Boiling Point Elevation

Definition and meaning of Boiling Point Elevation in chemistry.

Boiling point elevation is the increase in a solvent's boiling point that occurs when a non-volatile solute is dissolved in it, relative to the boiling point of the pure solvent.

In more detail

Dissolved solute particles lower the solvent's vapor pressure (a consequence of Raoult's law), so the solution must be heated to a higher temperature before its vapor pressure reaches atmospheric pressure and boiling begins. As a colligative property, the magnitude of the effect depends only on the number of dissolved particles, not their chemical identity. It is calculated as ΔTb = i·Kb·m, where i is the van't Hoff factor (particles produced per formula unit), Kb is the solvent's molal boiling point elevation constant, and m is the solution's molality.

Key facts

FormulaΔTb = i·Kb·m
FieldPhysical Chemistry
Water's Kb0.512 °C·kg/mol
Property typeColligative (depends on particle count, not identity)
Example

Dissolving 1 mole of sucrose in 1 kg of water gives a 1 m solution. Since sucrose does not dissociate (i = 1) and water's Kb is 0.512 °C·kg/mol, ΔTb = 1 × 0.512 × 1 = 0.512°C, raising the boiling point from 100.000°C to about 100.512°C at 1 atm.

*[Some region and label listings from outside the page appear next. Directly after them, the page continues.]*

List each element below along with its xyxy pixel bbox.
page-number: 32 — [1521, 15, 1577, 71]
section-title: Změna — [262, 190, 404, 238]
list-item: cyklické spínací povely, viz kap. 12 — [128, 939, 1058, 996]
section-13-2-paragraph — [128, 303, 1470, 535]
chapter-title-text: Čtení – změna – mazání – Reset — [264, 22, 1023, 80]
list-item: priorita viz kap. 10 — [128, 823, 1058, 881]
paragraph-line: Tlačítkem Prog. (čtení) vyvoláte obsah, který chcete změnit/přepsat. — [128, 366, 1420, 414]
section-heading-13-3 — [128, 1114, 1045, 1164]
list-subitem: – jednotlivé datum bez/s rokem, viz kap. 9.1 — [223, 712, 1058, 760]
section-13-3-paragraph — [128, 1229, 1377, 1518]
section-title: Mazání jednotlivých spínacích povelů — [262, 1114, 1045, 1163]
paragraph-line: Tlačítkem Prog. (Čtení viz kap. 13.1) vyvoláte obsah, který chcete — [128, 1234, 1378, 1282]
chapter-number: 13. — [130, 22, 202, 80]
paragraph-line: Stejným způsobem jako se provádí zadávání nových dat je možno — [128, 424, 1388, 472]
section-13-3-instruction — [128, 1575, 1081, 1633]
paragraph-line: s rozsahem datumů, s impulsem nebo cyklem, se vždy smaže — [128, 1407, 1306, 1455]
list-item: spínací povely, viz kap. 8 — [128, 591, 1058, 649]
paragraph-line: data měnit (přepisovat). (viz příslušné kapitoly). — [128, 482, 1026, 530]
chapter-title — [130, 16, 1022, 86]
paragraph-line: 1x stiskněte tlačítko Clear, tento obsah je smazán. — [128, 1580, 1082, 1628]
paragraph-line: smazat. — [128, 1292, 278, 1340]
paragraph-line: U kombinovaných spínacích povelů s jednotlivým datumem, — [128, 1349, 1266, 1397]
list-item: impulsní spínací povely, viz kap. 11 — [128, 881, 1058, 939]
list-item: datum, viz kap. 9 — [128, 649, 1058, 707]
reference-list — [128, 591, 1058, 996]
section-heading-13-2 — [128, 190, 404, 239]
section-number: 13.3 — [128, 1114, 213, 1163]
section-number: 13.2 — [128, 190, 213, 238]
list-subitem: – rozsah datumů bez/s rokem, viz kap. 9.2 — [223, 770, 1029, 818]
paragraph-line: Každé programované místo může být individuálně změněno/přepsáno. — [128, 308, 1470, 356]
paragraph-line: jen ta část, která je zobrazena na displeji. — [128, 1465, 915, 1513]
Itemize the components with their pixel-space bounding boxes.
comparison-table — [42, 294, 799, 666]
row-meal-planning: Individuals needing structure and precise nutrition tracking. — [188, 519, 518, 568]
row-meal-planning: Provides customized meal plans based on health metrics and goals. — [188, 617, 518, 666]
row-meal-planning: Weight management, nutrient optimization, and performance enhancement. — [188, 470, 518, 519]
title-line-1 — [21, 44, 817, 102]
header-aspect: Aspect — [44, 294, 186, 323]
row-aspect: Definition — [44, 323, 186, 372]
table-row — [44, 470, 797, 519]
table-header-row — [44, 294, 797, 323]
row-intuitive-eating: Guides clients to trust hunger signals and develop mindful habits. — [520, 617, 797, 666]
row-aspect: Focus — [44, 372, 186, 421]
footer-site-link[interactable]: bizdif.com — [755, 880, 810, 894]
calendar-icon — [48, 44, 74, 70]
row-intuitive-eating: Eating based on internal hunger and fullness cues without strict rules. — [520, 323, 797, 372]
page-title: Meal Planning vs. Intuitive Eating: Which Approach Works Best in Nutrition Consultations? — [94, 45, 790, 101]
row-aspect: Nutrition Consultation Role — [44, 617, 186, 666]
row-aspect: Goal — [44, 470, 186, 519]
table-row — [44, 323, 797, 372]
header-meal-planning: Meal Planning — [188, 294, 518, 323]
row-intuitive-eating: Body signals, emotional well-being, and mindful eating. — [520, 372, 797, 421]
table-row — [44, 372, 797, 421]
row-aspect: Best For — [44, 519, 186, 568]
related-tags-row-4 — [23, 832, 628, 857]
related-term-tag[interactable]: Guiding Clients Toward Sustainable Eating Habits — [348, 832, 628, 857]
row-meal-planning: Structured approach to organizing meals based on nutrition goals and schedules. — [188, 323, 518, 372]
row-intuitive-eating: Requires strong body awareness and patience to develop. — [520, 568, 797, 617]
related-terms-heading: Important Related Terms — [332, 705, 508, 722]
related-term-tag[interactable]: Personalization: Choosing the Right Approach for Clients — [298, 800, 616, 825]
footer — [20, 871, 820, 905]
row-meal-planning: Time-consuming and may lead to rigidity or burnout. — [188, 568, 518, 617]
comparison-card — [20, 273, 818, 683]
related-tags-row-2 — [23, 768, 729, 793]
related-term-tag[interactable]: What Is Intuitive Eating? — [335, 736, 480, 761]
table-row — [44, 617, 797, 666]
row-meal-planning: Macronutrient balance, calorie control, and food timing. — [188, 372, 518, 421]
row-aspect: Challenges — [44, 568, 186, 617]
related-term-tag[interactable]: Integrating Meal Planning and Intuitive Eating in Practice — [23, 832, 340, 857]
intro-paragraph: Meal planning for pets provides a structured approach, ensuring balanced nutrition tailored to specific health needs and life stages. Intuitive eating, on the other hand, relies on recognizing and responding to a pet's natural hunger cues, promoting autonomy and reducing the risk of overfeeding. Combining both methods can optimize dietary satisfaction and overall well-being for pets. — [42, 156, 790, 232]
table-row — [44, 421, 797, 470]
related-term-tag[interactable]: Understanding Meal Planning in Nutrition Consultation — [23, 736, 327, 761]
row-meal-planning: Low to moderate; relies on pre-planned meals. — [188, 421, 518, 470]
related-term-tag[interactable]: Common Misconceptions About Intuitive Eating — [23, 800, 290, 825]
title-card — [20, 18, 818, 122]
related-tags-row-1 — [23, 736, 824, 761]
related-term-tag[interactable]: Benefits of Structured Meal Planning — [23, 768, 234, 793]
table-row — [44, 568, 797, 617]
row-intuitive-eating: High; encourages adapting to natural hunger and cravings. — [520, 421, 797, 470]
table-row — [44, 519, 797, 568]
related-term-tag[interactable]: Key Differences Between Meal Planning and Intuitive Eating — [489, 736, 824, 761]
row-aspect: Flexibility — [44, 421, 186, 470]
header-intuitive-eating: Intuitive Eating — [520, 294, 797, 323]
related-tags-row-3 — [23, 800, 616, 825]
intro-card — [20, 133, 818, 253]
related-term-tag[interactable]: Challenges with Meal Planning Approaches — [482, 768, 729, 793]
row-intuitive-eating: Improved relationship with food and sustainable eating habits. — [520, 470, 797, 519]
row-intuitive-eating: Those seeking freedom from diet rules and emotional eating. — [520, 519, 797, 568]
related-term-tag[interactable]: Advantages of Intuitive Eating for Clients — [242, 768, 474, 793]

Frequently asked questions

Does the identity of the solute affect boiling point elevation?

No. As a colligative property, ΔTb depends only on the number of dissolved particles per unit of solvent, not on what the solute is chemically, though ionic solutes that dissociate (like NaCl, with i ≈ 2) produce a larger effect than nonionic solutes (like sucrose, with i = 1) at the same molality.

Why must molality, not molarity, be used in the equation?

Molality (mol solute per kg solvent) is temperature-independent, since it is based on mass rather than solution volume, which changes slightly with temperature.